Today Pakistan is a military dictatorship and has been for most of its 50 plus year life. Its only claims to fame are killing journalists, operating jihadi camps, beating up women who try to run marathons, possessing nuclear weapons and blowing up the local KFC to prove that Islam is not violent. India on the other hand is a striving (albeit Third World) democracy that is home to Gandhi, yoga, computer programmers, hugging saints, doctors and spelling bee enthusiasts.  Thus once again demonstrating that it isn’t the ‘culture’ but the ‘religion’ that is truly incompatible with the modern world.
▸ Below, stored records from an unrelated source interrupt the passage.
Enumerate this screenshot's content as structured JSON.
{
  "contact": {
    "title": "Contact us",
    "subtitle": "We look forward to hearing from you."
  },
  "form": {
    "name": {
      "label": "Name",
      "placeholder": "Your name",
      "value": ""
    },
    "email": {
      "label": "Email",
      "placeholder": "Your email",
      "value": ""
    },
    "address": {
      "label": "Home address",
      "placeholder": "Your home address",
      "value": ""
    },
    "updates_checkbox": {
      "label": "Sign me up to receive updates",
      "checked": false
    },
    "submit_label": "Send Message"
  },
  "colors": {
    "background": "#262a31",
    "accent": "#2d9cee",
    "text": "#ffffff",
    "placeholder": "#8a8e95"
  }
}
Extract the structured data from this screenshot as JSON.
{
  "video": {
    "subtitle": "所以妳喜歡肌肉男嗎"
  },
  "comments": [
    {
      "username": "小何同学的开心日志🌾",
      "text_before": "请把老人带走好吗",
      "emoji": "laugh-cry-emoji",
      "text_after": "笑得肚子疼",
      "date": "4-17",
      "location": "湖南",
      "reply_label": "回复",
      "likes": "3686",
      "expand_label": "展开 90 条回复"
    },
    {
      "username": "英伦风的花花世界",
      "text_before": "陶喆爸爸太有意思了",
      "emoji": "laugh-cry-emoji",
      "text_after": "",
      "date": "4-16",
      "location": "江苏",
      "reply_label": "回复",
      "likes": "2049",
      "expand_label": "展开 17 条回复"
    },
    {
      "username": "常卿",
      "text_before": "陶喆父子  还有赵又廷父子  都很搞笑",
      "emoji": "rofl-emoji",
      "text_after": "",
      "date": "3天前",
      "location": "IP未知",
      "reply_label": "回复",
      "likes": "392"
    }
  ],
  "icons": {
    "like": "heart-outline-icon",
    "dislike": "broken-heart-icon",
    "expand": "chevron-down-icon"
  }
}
In fact, it’s sad to say this but in the eyes of many Hindus, myself included, September 11th is just another horrific example of the 1400 years that Islam has been fighting ‘the other’. We don’t view it as some sort of perversion of Islam but rather the way it has been since its birth. I’m also tired of liberals blaming marginalization in Europe and Britain for everything. That is just rubbish. Hindus in Europe are the same colour as their Muslim counterparts and therefore would face the same discrimination and barriers but choose to direct their energy to better education and assimilating into the culture. Not to building better bombs."

I am not going to second-guess this reader’s experience. But I would say that, from what I know, Islam is not monolithic and has many strains and sub-varieties that will inevitably affect its capacity to adapt to modernity. I can also think of two predominantly Muslim countries that don’t support this argument: Indonesia and Malaysia. But that Islam does indeed have a problem I’m afraid I no longer doubt. "Problem" may even be too euphemistic a word. Pathology in some places is more appropriate.

Quote for the Day

"At stake is not only the fate of the Christian minorities which live in the Muslim world but the freedom of everyone. The current silence of states and international organisms is unacceptable. They should be firm on the principle of reciprocity. What are the Arab League, the European Union, the United Nations doing?" –  Pontifical University rector Rino Risichella, commenting on the appeasement that has gripped much of the West in the face of violent Islamic attacks on free speech.